My goals for this story are to keep the swearing to a minimum, not kill anyone, and no sex. It's been hard since that's against my default writing mode. So far we've had mild cursing and overheard sex. Time will tell if I can pull this off. 

Along with Authors Answer - this week we talk about whether we'd jump on the popular genre bandwagon - I'm also participating on Lectito, as one of five NaNo participants sharing our weekly progress throughout November. I hope you'll drop by both blogs and give them a read.

Now, back to this game of dialogue ping pong.

Wednesday, November 4, 2015

Now available: Taking A Breather

I'm happy to announce that at long last, Taking A Breather has been published! The inaugural issue of Theian Journal, sister publication to Stupefying Stories has been released.

This little mermaid seeks to find a husband to free herself from her tyrant father, but there's a price for freedom and everyone is going to pay.

For a limited time Theian Journal is free to Amazon Prime and is available though Kindle Unlimited. The print issue will be out next month.

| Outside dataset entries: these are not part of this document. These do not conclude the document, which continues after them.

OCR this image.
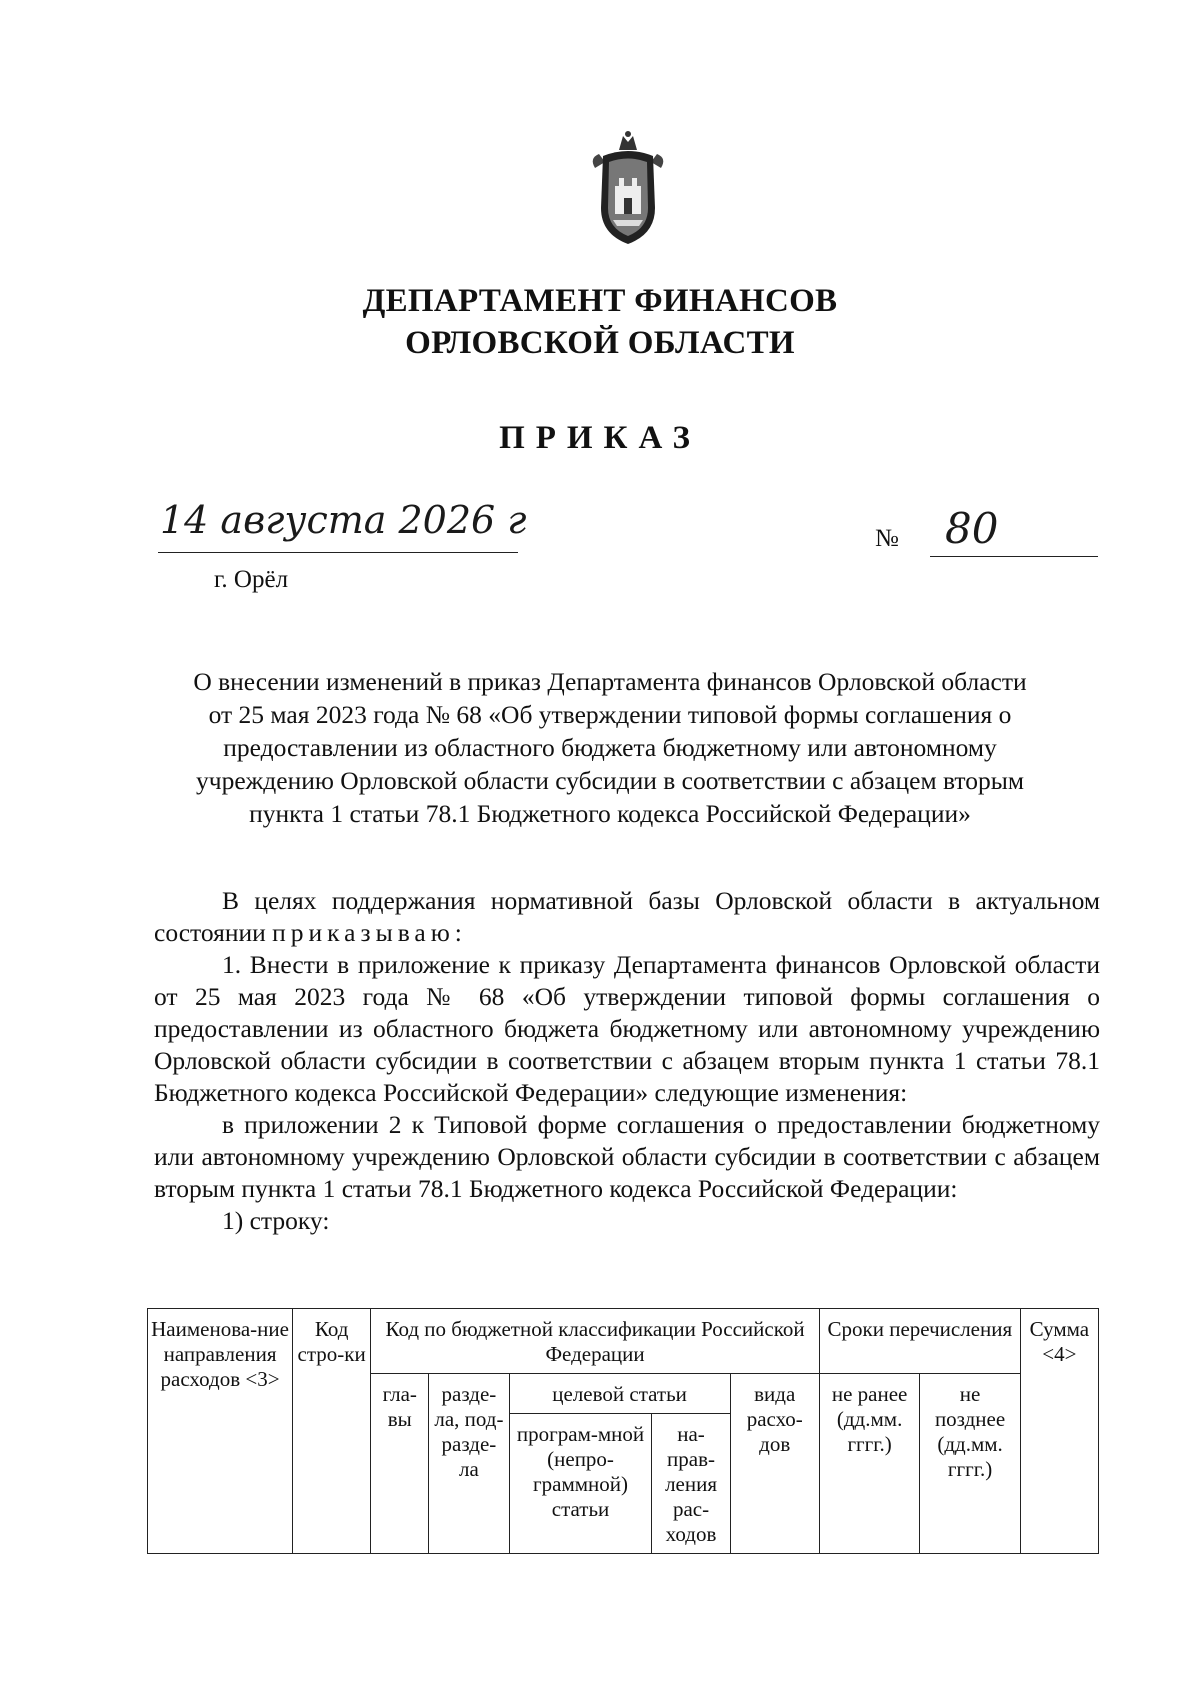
ДЕПАРТАМЕНТ ФИНАНСОВ
ОРЛОВСКОЙ ОБЛАСТИ
ПРИКАЗ
14 августа 2026 г
г. Орёл
№ 80
О внесении изменений в приказ Департамента финансов Орловской области
от 25 мая 2023 года № 68 «Об утверждении типовой формы соглашения о
предоставлении из областного бюджета бюджетному или автономному
учреждению Орловской области субсидии в соответствии с абзацем вторым
пункта 1 статьи 78.1 Бюджетного кодекса Российской Федерации»

В целях поддержания нормативной базы Орловской области в актуальном состоянии приказываю:

1. Внести в приложение к приказу Департамента финансов Орловской области от 25 мая 2023 года № 68 «Об утверждении типовой формы соглашения о предоставлении из областного бюджета бюджетному или автономному учреждению Орловской области субсидии в соответствии с абзацем вторым пункта 1 статьи 78.1 Бюджетного кодекса Российской Федерации» следующие изменения:

в приложении 2 к Типовой форме соглашения о предоставлении бюджетному или автономному учреждению Орловской области субсидии в соответствии с абзацем вторым пункта 1 статьи 78.1 Бюджетного кодекса Российской Федерации:

1) строку:

Наименова-ние направления расходов <3>	Код стро-ки	Код по бюджетной классификации Российской Федерации					Сроки перечисления		Сумма <4>
		гла-вы	разде-ла, под-разде-ла	целевой статьи		вида расхо-дов	не ранее (дд.мм. гггг.)	не позднее (дд.мм. гггг.)	
				програм-мной (непро-граммной) статьи	на-прав-ления рас-ходов				
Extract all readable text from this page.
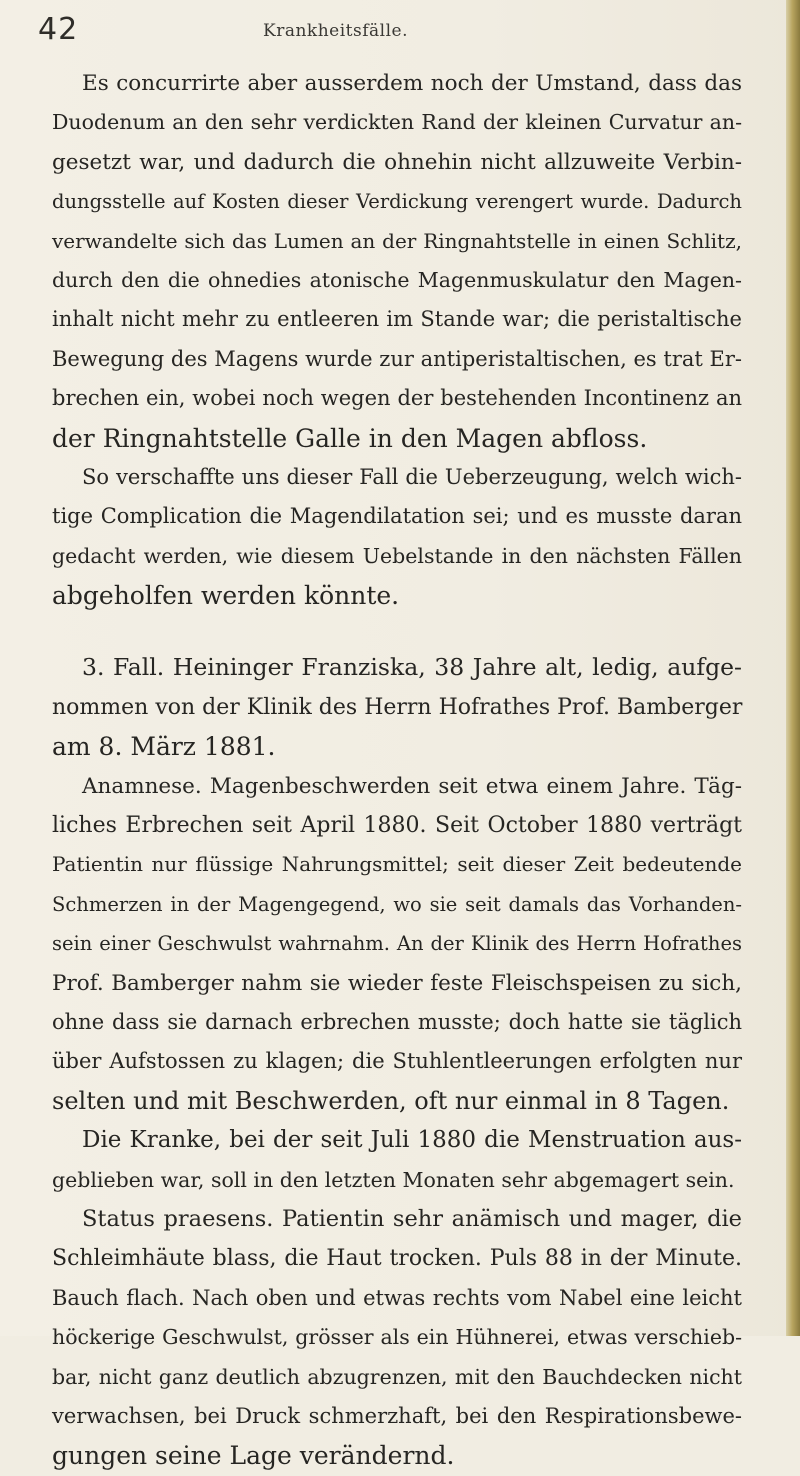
42	Krankheitsfälle.
Es concurrirte aber ausserdem noch der Umstand, dass das
Duodenum an den sehr verdickten Rand der kleinen Curvatur an-
gesetzt war, und dadurch die ohnehin nicht allzuweite Verbin-
dungsstelle auf Kosten dieser Verdickung verengert wurde. Dadurch
verwandelte sich das Lumen an der Ringnahtstelle in einen Schlitz,
durch den die ohnedies atonische Magenmuskulatur den Magen-
inhalt nicht mehr zu entleeren im Stande war; die peristaltische
Bewegung des Magens wurde zur antiperistaltischen, es trat Er-
brechen ein, wobei noch wegen der bestehenden Incontinenz an
der Ringnahtstelle Galle in den Magen abfloss.
So verschaffte uns dieser Fall die Ueberzeugung, welch wich-
tige Complication die Magendilatation sei; und es musste daran
gedacht werden, wie diesem Uebelstande in den nächsten Fällen
abgeholfen werden könnte.
3. Fall. Heininger Franziska, 38 Jahre alt, ledig, aufge-
nommen von der Klinik des Herrn Hofrathes Prof. Bamberger
am 8. März 1881.
Anamnese. Magenbeschwerden seit etwa einem Jahre. Täg-
liches Erbrechen seit April 1880. Seit October 1880 verträgt
Patientin nur flüssige Nahrungsmittel; seit dieser Zeit bedeutende
Schmerzen in der Magengegend, wo sie seit damals das Vorhanden-
sein einer Geschwulst wahrnahm. An der Klinik des Herrn Hofrathes
Prof. Bamberger nahm sie wieder feste Fleischspeisen zu sich,
ohne dass sie darnach erbrechen musste; doch hatte sie täglich
über Aufstossen zu klagen; die Stuhlentleerungen erfolgten nur
selten und mit Beschwerden, oft nur einmal in 8 Tagen.
Die Kranke, bei der seit Juli 1880 die Menstruation aus-
geblieben war, soll in den letzten Monaten sehr abgemagert sein.
Status praesens. Patientin sehr anämisch und mager, die
Schleimhäute blass, die Haut trocken. Puls 88 in der Minute.
Bauch flach. Nach oben und etwas rechts vom Nabel eine leicht
höckerige Geschwulst, grösser als ein Hühnerei, etwas verschieb-
bar, nicht ganz deutlich abzugrenzen, mit den Bauchdecken nicht
verwachsen, bei Druck schmerzhaft, bei den Respirationsbewe-
gungen seine Lage verändernd.
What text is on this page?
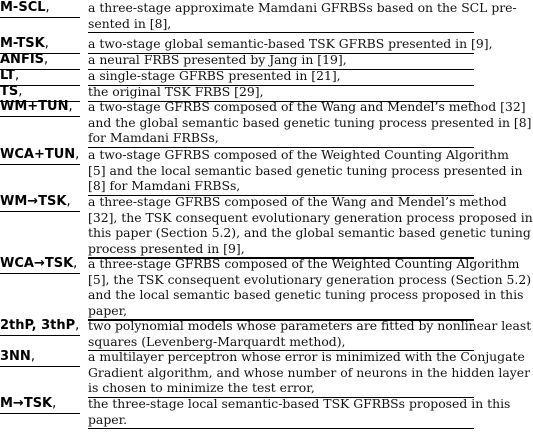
M-SCL,	a three-stage approximate Mamdani GFRBSs based on the SCL pre-
sented in [8],
M-TSK,	a two-stage global semantic-based TSK GFRBS presented in [9],
ANFIS,	a neural FRBS presented by Jang in [19],
LT,	a single-stage GFRBS presented in [21],
TS,	the original TSK FRBS [29],
WM+TUN, a two-stage GFRBS composed of the Wang and Mendel’s method [32]
and the global semantic based genetic tuning process presented in [8]
for Mamdani FRBSs,
WCA+TUN, a two-stage GFRBS composed of the Weighted Counting Algorithm
[5] and the local semantic based genetic tuning process presented in
[8] for Mamdani FRBSs,
WM→TSK, a three-stage GFRBS composed of the Wang and Mendel’s method
[32], the TSK consequent evolutionary generation process proposed in
this paper (Section 5.2), and the global semantic based genetic tuning
process presented in [9],
WCA→TSK, a three-stage GFRBS composed of the Weighted Counting Algorithm
[5], the TSK consequent evolutionary generation process (Section 5.2)
and the local semantic based genetic tuning process proposed in this
paper,
2thP, 3thP, two polynomial models whose parameters are fitted by nonlinear least
squares (Levenberg-Marquardt method),
3NN,	a multilayer perceptron whose error is minimized with the Conjugate
Gradient algorithm, and whose number of neurons in the hidden layer
is chosen to minimize the test error,
M→TSK,	the three-stage local semantic-based TSK GFRBSs proposed in this
paper.
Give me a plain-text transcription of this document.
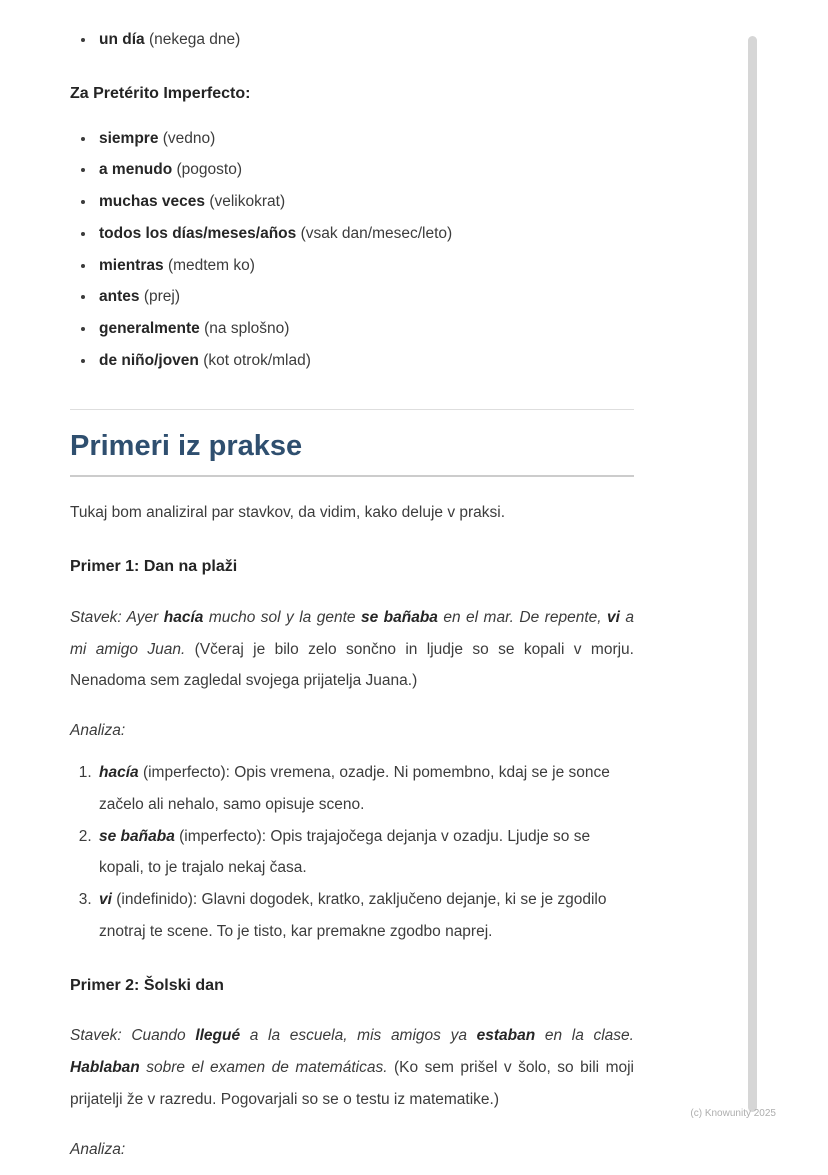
• un día (nekega dne)

Za Pretérito Imperfecto:

• siempre (vedno)
• a menudo (pogosto)
• muchas veces (velikokrat)
• todos los días/meses/años (vsak dan/mesec/leto)
• mientras (medtem ko)
• antes (prej)
• generalmente (na splošno)
• de niño/joven (kot otrok/mlad)
Primeri iz prakse

Tukaj bom analiziral par stavkov, da vidim, kako deluje v praksi.

Primer 1: Dan na plaži

Stavek: Ayer hacía mucho sol y la gente se bañaba en el mar. De repente, vi a mi amigo Juan. (Včeraj je bilo zelo sončno in ljudje so se kopali v morju. Nenadoma sem zagledal svojega prijatelja Juana.)

Analiza:

1. hacía (imperfecto): Opis vremena, ozadje. Ni pomembno, kdaj se je sonce začelo ali nehalo, samo opisuje sceno.
2. se bañaba (imperfecto): Opis trajajočega dejanja v ozadju. Ljudje so se kopali, to je trajalo nekaj časa.
3. vi (indefinido): Glavni dogodek, kratko, zaključeno dejanje, ki se je zgodilo znotraj te scene. To je tisto, kar premakne zgodbo naprej.

Primer 2: Šolski dan

Stavek: Cuando llegué a la escuela, mis amigos ya estaban en la clase. Hablaban sobre el examen de matemáticas. (Ko sem prišel v šolo, so bili moji prijatelji že v razredu. Pogovarjali so se o testu iz matematike.)

Analiza:

(c) Knowunity 2025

From the Rampant Loon Press:
From the creators of Stupefying Stories comes our new sister publication, THEIAN JOURNAL. It’s a bit unearthly—a bit alternative—these are decidedly different from our usual selection of SF/F stories, reflecting an entirely different editorial philosophy, yet brought to you with our same dedication to finding excellent stories by writers you may not have read before. Issue #1 features:
• THE FISSURE OF ROLANDO, by Judith Field
• ADROIT, by David Williams
• TAKING A BREATHER, by Jean Davis
• A SCORPION WITHIN, by Alison Grifa Ismaili
• PLAINFIELD, NEW YORSEY: 2114, by Angele Ellis
• WHEN WE ARE WHOLE, by Gary Emmette Chandler

Monday, November 2, 2015

The Words are Flowing!


NaNoWriMo is here and the words are flowing fast and furious. In hopes of many more words than would normally be cranked out this month, we're at war with Dayton Ohio. May the wordiest region win.

If you'd like to join in the writing fun, create an account and find the region nearest you. There may be a war going on that you aren't aware of, fellow writers that need your words, your story that needs your words. Okay, so really its about your story needing to be written. Go write your story!